Kitab selanjutnya adalah kitab Bulughu al Watharini, kitab ini merupakan kitab ilmu falak yang pertama kali di tulis oleh ulama Nusantara dengan menggunakan sistem haqiqi tahqiqi. KH Ahmad Dahlan menyelesaikan penulisan kitab ini bersamaan dengan diselesaikanya kitab Muntaha Nataij al Aqwal yang merupakan karya dari Syaikh Hasan Asy’ari Bawean. Induk kitab yang di rujuk dalam membuat Bulughu al Wathari dan Muntaha Nataij al Aqwal berasal dari ilmu zaij kitab al Matha’ fi al Sa’id fi Hisabi al Kawakib ‘ala Rashdi al Jadid karya Syaikh Husain al Mishri.

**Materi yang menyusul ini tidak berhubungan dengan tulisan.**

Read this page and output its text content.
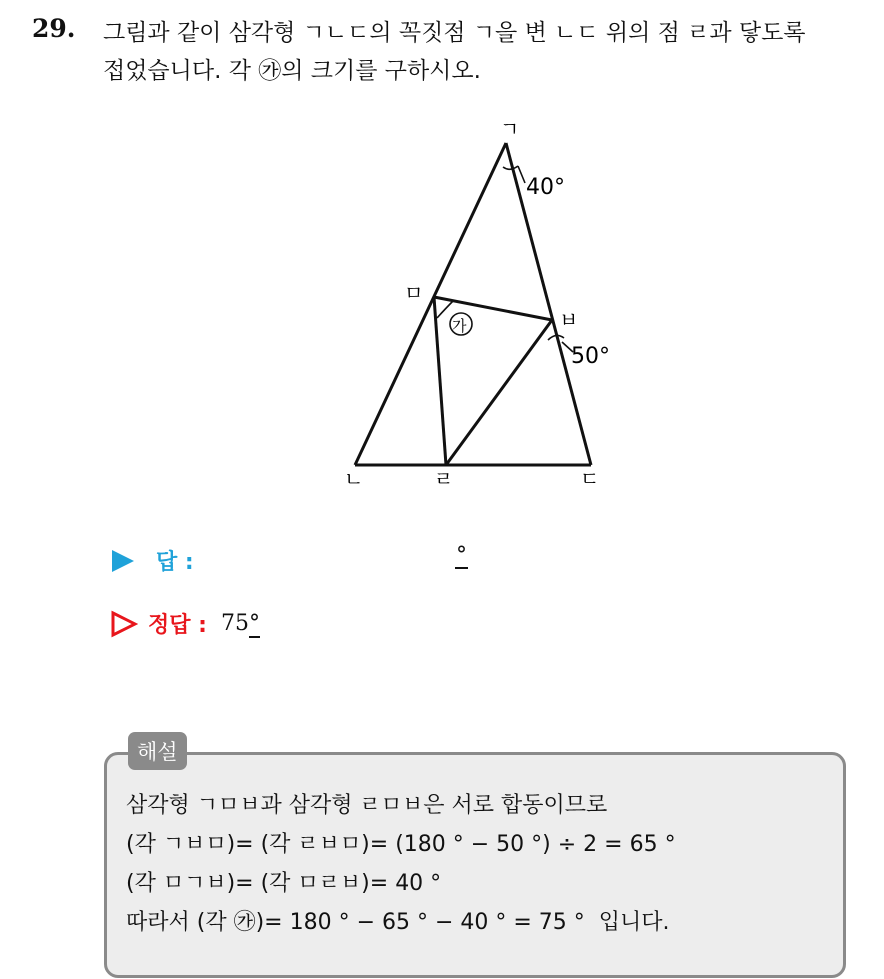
29. 그림과 같이 삼각형 ㄱㄴㄷ의 꼭짓점 ㄱ을 변 ㄴㄷ 위의 점 ㄹ과 닿도록
접었습니다. 각 ㉮의 크기를 구하시오.
ㄱ
ㄴ	ㄷ
ㄹ
ㅁ
ㅂ
40°
50°
가
답 :	°
정답 : 75°
해설
삼각형 ㄱㅁㅂ과 삼각형 ㄹㅁㅂ은 서로 합동이므로
(각 ㄱㅂㅁ)= (각 ㄹㅂㅁ)= (180 ° − 50 °) ÷ 2 = 65 °
(각 ㅁㄱㅂ)= (각 ㅁㄹㅂ)= 40 °
따라서 (각 ㉮)= 180 ° − 65 ° − 40 ° = 75 °  입니다.
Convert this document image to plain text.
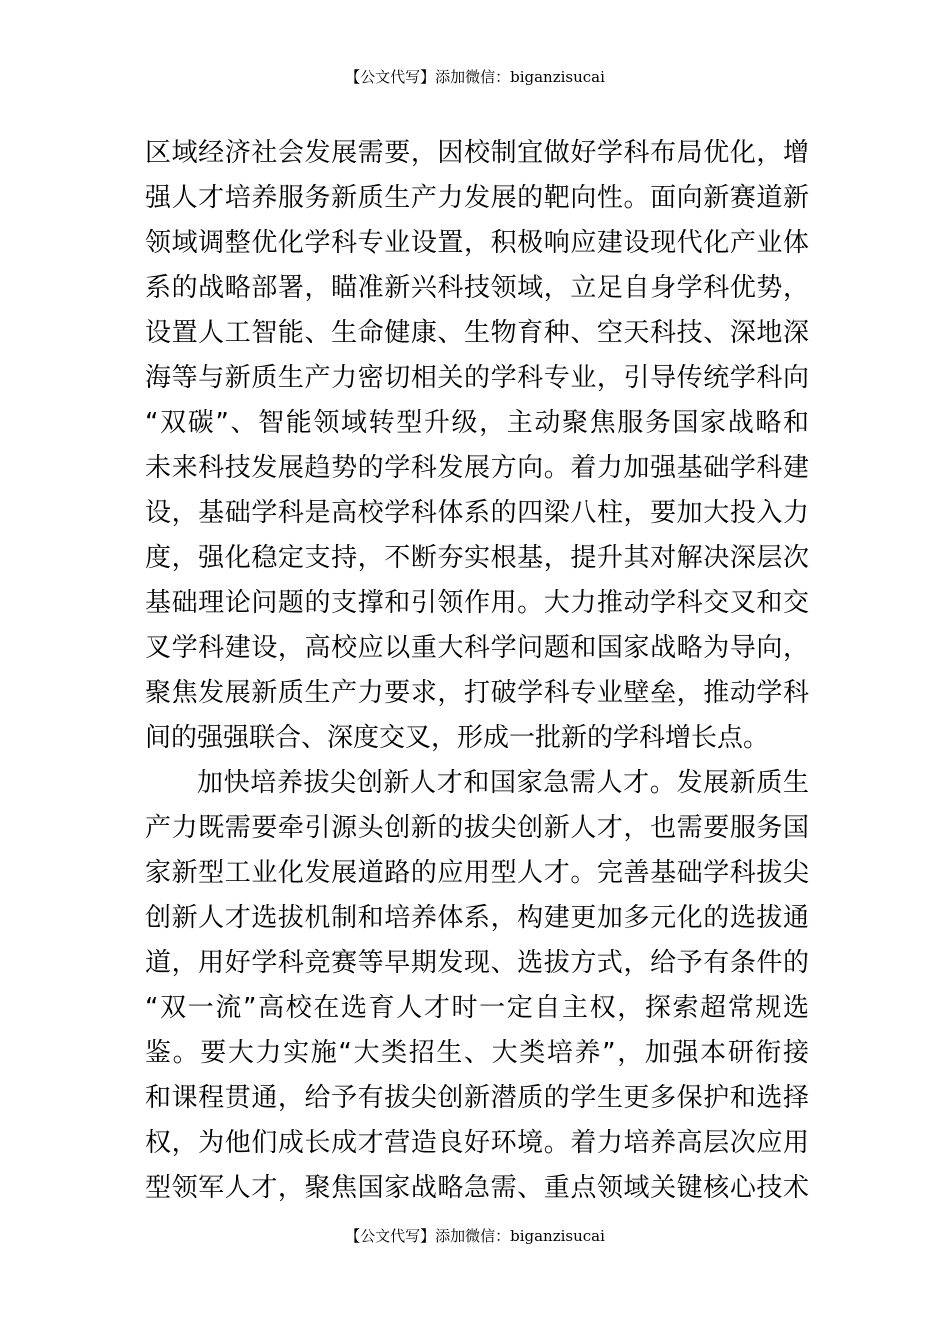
【公文代写】添加微信：biganzisucai
区域经济社会发展需要，因校制宜做好学科布局优化，增
强人才培养服务新质生产力发展的靶向性。面向新赛道新
领域调整优化学科专业设置，积极响应建设现代化产业体
系的战略部署，瞄准新兴科技领域，立足自身学科优势，
设置人工智能、生命健康、生物育种、空天科技、深地深
海等与新质生产力密切相关的学科专业，引导传统学科向
“双碳”、智能领域转型升级，主动聚焦服务国家战略和
未来科技发展趋势的学科发展方向。着力加强基础学科建
设，基础学科是高校学科体系的四梁八柱，要加大投入力
度，强化稳定支持，不断夯实根基，提升其对解决深层次
基础理论问题的支撑和引领作用。大力推动学科交叉和交
叉学科建设，高校应以重大科学问题和国家战略为导向，
聚焦发展新质生产力要求，打破学科专业壁垒，推动学科
间的强强联合、深度交叉，形成一批新的学科增长点。
加快培养拔尖创新人才和国家急需人才。发展新质生
产力既需要牵引源头创新的拔尖创新人才，也需要服务国
家新型工业化发展道路的应用型人才。完善基础学科拔尖
创新人才选拔机制和培养体系，构建更加多元化的选拔通
道，用好学科竞赛等早期发现、选拔方式，给予有条件的
“双一流”高校在选育人才时一定自主权，探索超常规选
鉴。要大力实施“大类招生、大类培养”，加强本研衔接
和课程贯通，给予有拔尖创新潜质的学生更多保护和选择
权，为他们成长成才营造良好环境。着力培养高层次应用
型领军人才，聚焦国家战略急需、重点领域关键核心技术
【公文代写】添加微信：biganzisucai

Dalam keseharianya KH Ahmad Dahlan tinggal bersama keluarganya disebuah rumah disekitar Masjid Agung Kauman Semarang. Selain dikenal juga sebagai ulama terkemuka, KH Ahmad Dahlan juga ahli dalam bidang dagang dan tergolong berekonomi kuat, salah satunya adalah punya banyak toko di Pasar Johar. Sebagian penghasilan tersebut digunakan untuk berjuang membangun dakwah islam di kota Semarang. Tepat pada tanggal 18 Deseember 1903 KH Sholeh Darat Meninggal dunia, maka Pondok Pesantren Darat selanjutnya diasuh oleh KH Ahmad Dahlan.
Sekitar delapan tahun lamanya, KH Ahmad Dahlan menggantikan gurunya sekaligus mertuanya mendidik santri yang belajar ilmu agama di Pondok Pesantren Darat. Dengan pengabdian penuh keikhlasan yang KH Ahmad Dahlan lakukan di pondok tersebut sesuai dengan sebagaimana cara KH Sholeh Darat Mendidik. Disamping itu, KH Ahmad Dahlan juga mengajarkan Ilmu Falak kepada para Santri-santrinya sesuai dengan ketiga kitab yang ia tulis itu.
Salah satu yang ia lakukan adalah pada saat proses penegasan dalam penentuan waktu shalat dan Ramadhan, penentuan itu ia lakukan sesuai dengan beberapa karyanya tersebut. Adanya tradisi “dugderan” merupakan salah satu bukti keterbukaan KH Sholeh Darat sebagai bentuk kepedulian terhadap ilmu falak dan ilmu sosial di kota Semarang. Dimana ketika bulan Ramadhan akan datang masyarakat akan berbondong-bondong menyambutnya dengan bunyi-bunyi bedug dan petasan, maka dari itulah mengapa di sebut “dugderan” yakni berasal dari kata dug yang berarti bunyi sebuah bedug dan der yang merupakan bunyi dari petasan.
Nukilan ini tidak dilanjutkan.